The prior over couplings \(p(\wij|\cij)\) will be modelled as a mixture of \(K\!+\!1\) 400-dimensional Gaussians, with means \(\muk \in \mathbb{R}^{400}\), precision matrices \(\Lk \in \mathbb{R}^{400\times 400}\), and normalised weights \(g_k(\cij)\) that depend on the contact state \(\cij\),

\[\begin{align} p(\wij | \cij) = \sum_{k=0}^K g_k(\cij) \, \Gauss(\wij | \muk, \Lk^{-1}) \,. \tag{5.4} \end{align}\]

The assumption that the contact-state dependent coupling prior can be modelled as a multivariate Gaussian is justified by the analysis of single and 2-dimensional coupling distributions presented in section 2.2 and in section 2.4. The couplings \(\wijab\) for the analysis presented in those sections have been filtered, such that there is sufficient evidence for \(a\) and \(b\) in the alignment (see method section 2.6.6 for details).

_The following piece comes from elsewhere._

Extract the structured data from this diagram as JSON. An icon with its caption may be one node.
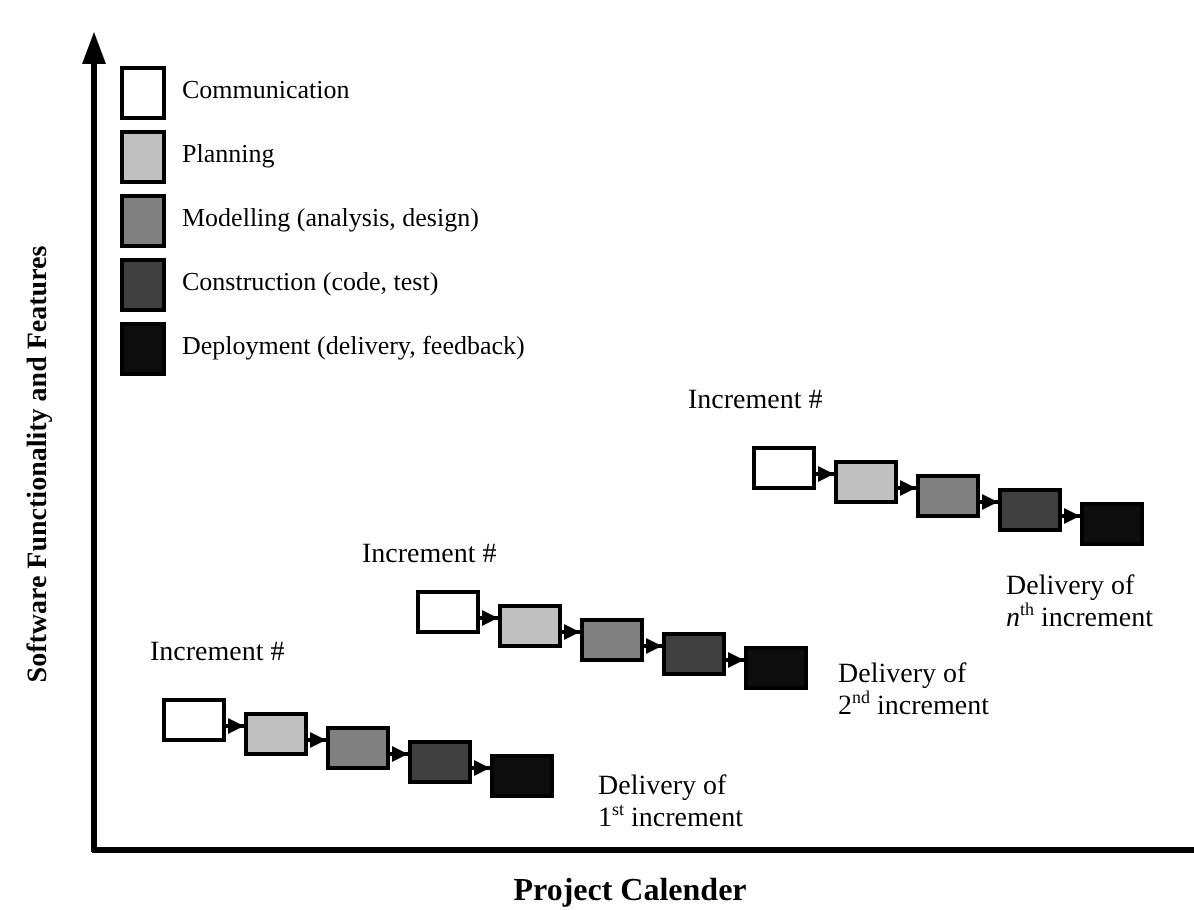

Therefore, the presented distributions should resemble the posterior distribution of couplings, \(p(\w | \X , \v^*) \propto \Gauss (\w | \w^*, \H^{-1})\), in the case that the diagonal elements \((\H)_{ijab, ijab}\) have non-negligible values. The analysis showed that the univariate distributions of single couplings \(\wijab\) are characteristic for the physico-chemical properties of the corresponding amino acid pairing \((a,b)\) and vary with inter-residue distance. More than that, the 2-dimensional distributions suggest that there are higher order dependencies between the 400 couplings \(\wijab\) that reflect amino acid specific pereferences of the interaction between the corresponding residues \(i\) and \(j\). By explicitely modelling the prior over couplings, \(p(\wij|\cij)\), as a 400-dimensional Gaussian mixture, is is possible to capture these characteristic interdependencies between the couplings.

The \(K\) 400-dimensional Gaussian mixture components are defined by means \(\muk \in \mathbb{R}^{400}\), precision matrices \(\Lk \in \mathbb{R}^{400\times 400}\), and normalised weights \(g_k(\cij)\) that depend on the contact state \(\cij \! \in \! \{0,1\}\). The zeroth component is expected to capture the majority of coupling parameters without a strong covariation signal, \(\wijab \! \approx \! 0\). Generally, the couplings are expected to vanish for non-contacts (\(\cij \eq 0\)) but couplings will also be close to zero for contacts (\(\cij \eq 1\)) when there is no covariation between residues \(i\) and \(j\) or when there is no evidence in the alignment originating from amino acid pairings \(a\) and \(b\). Therefore, \(\mu_{0} \eq 0\) will be kept fixed. Furthermore, the precision matrices \(\Lk\) will be modelled as diagonal matrices, thereby drastically reducing the computational complexity of the optimization problem. In order to ensure that interdependencies between couplings can be modelled with diagonal precision matrices, the number of components \(K\) is a crucial parameter.